While not as jarringly serene as Apple's "Music Every Day" spot, the company's latest iPhone 5 ad effectively relays a clear message without using gimmicks, loud music or over-the-top visuals.
The iPhone 5 is almost transparent in the ad as such a strong emphasis is put on FaceTime, rather than the device running it. The audience is given passing glances at what users are seeing in a few over-the-shoulder shots, but the most effective are those that don't show the screen at all, when the audience is forced to see facial expressions lit by the iPhone screen's glow.
Simplicity is the hallmark of these new commercials, but with "FaceTime," Apple included actors' voices in almost every scene over a lilting piano track. The talking is mostly used as a tool to underscore the video chatting taking place, not to necessarily advertise FaceTime's audio capabilities. Indeed, a few of the clips are spoken in foreign tongues and the cuts jump in and out of calls mid-conversation, while in others all that can be heard is laughter.

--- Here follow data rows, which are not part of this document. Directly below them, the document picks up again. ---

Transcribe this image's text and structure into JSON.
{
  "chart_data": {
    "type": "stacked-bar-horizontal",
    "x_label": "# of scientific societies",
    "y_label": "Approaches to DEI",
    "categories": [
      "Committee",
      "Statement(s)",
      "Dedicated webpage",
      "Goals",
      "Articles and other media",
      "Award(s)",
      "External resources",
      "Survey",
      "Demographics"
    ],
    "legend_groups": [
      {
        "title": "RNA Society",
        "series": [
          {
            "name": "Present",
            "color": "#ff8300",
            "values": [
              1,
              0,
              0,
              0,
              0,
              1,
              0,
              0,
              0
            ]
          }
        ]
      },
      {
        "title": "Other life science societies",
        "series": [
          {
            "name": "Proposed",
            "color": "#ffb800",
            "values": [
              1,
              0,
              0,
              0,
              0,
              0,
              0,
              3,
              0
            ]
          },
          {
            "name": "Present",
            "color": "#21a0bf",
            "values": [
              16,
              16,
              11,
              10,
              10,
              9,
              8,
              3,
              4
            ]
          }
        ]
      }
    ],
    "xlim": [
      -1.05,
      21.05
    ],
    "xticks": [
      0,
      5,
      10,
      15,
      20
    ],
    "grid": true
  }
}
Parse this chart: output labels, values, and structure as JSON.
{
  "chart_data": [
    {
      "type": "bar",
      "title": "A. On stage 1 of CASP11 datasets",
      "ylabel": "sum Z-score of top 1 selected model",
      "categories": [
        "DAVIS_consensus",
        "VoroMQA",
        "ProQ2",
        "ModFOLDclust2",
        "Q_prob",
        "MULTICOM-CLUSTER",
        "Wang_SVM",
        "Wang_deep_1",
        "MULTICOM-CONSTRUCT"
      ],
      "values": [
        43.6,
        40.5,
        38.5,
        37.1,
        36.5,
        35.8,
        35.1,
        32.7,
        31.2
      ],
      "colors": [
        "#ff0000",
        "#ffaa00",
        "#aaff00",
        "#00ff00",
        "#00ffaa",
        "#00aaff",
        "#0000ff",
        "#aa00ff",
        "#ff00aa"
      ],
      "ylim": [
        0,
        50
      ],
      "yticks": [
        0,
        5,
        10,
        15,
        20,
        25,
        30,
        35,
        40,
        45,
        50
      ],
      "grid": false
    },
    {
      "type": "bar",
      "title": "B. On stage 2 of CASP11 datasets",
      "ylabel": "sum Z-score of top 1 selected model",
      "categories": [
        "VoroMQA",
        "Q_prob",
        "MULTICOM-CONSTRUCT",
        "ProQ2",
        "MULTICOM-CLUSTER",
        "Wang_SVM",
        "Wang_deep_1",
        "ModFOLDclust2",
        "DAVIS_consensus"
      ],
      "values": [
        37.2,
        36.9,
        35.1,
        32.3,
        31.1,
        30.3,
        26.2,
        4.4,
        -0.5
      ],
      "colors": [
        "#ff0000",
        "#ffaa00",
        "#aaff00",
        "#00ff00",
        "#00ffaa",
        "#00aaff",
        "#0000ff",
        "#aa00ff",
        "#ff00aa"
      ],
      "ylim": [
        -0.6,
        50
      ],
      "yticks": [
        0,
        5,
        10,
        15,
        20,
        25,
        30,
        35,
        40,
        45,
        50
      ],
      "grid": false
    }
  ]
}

The silent snippets punctuate the power of visual communication. When the audience sees a user smiling, frowning, laughing, or kissing the air, they understand that FaceTime is made to convey the unspoken.
Impressive in its simple clarity, Apple's commercial effectively paints FaceTime as more than talking at an iPhone, it is a way of expressing feelings that are otherwise difficult or impossible to communicate.
Apple slips in some usage scenarios, like low-light capabilities in the fireworks scene and access to the rear-facing camera in others. Some shots point out the teleconference-like abilities of FaceTime, where multiple people can gather around an iPhone for a group talk. For the most part, however, the ad concentrates on one-on-one communication.
The ad ends with a narrator saying, "Everyday, more people connect face-to-face on the iPhone than any other phone."